5. Sequential: The Baseline

The sequential version served as our performance baseline, ensuring we could accurately measure speedup.

The Results: Performance Analysis

Testing on my 12-core Intel i5-11260H system inside the Fedora container:

Thread Scaling (OpenMP)

| Threads | Time (s) | Speedup | Efficiency | |---------|----------|---------|------------| | 1 | 0.007 | 0.42x | 42.3% | | 2 | 0.004 | 0.74x | 36.8% | | 4 | 0.003 | 1.19x | 29.7% | | 8 | 0.002 | 2.20x | 27.5% |

Method Comparison (8 threads)

| Method | Time (s) | Speedup | |-------------|----------|---------| | Sequential | 0.004 | 1.00x | | OpenMP | 0.002 | 2.20x | | pthreads | 0.003 | 1.50x | | std::thread | 0.003 | 1.60x |

Understanding the Numbers

The speedup of 2.20x with 8 threads might seem lower than the theoretical maximum of 8x, but there are good reasons:

  1. Very Fast Searches: At 0.003 seconds, thread overhead dominates
  2. Limited Parallelism: Only 6 moves to evaluate (not enough work for 8 threads)
  3. Amdahl's Law: Sequential portions (setup, result collection) limit speedup

Lessons Learned

1. Simplicity Wins

OpenMP's single pragma achieved the same performance as 60 lines of manual pthread code. Unless you need fine-grained control, use the simplest approach.

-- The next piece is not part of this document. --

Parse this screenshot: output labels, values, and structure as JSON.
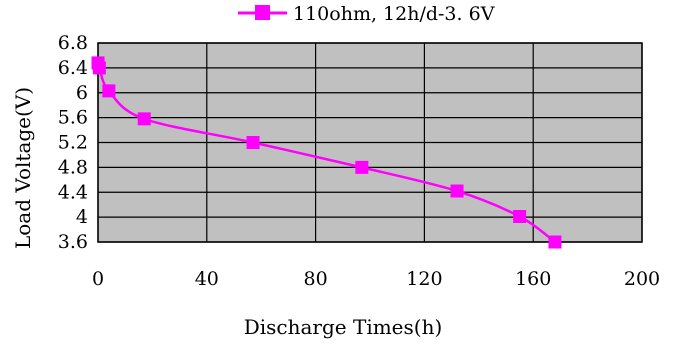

2. Dynamic Scheduling Matters

Move evaluation times vary significantly. Static work distribution led to load imbalance, while dynamic scheduling kept all threads busy.

3. Thread-Local Data is Key

Each thread needs its own transposition table. Sharing a table required locking, which killed performance.

4. Measure Everything

My initial assumption was that pthreads would be fastest due to lower overhead. OpenMP actually performed better due to its sophisticated runtime.

5. Context Matters

Root-level parallelism is perfect for Mankala's characteristics (6 moves, moderate depth). For games with different properties, other approaches might work better.

Future Optimizations

While root-level parallelism is sufficient for Mankala, there are advanced techniques that could push performance further:

  • Parallel Iterative Deepening: Search multiple depths simultaneously
  • Lazy SMP: Multiple threads with shared transposition table (used in Stockfish)

These techniques add significant complexity but can provide 5-10x additional speedups for more complex games.

Conclusion

Implementing root-level parallelism in the Mankala engine achieved a 2.2x speedup with minimal code complexity.

The key takeaways:

  • Root-level parallelism is simple and effective for game AI
  • OpenMP provides the best balance of simplicity and performance
  • Always measure—performance intuitions are often wrong

The parallelized engine is now faster and more responsive, making the Mankala game more enjoyable to play. And the best part? The code remains simple and maintainable.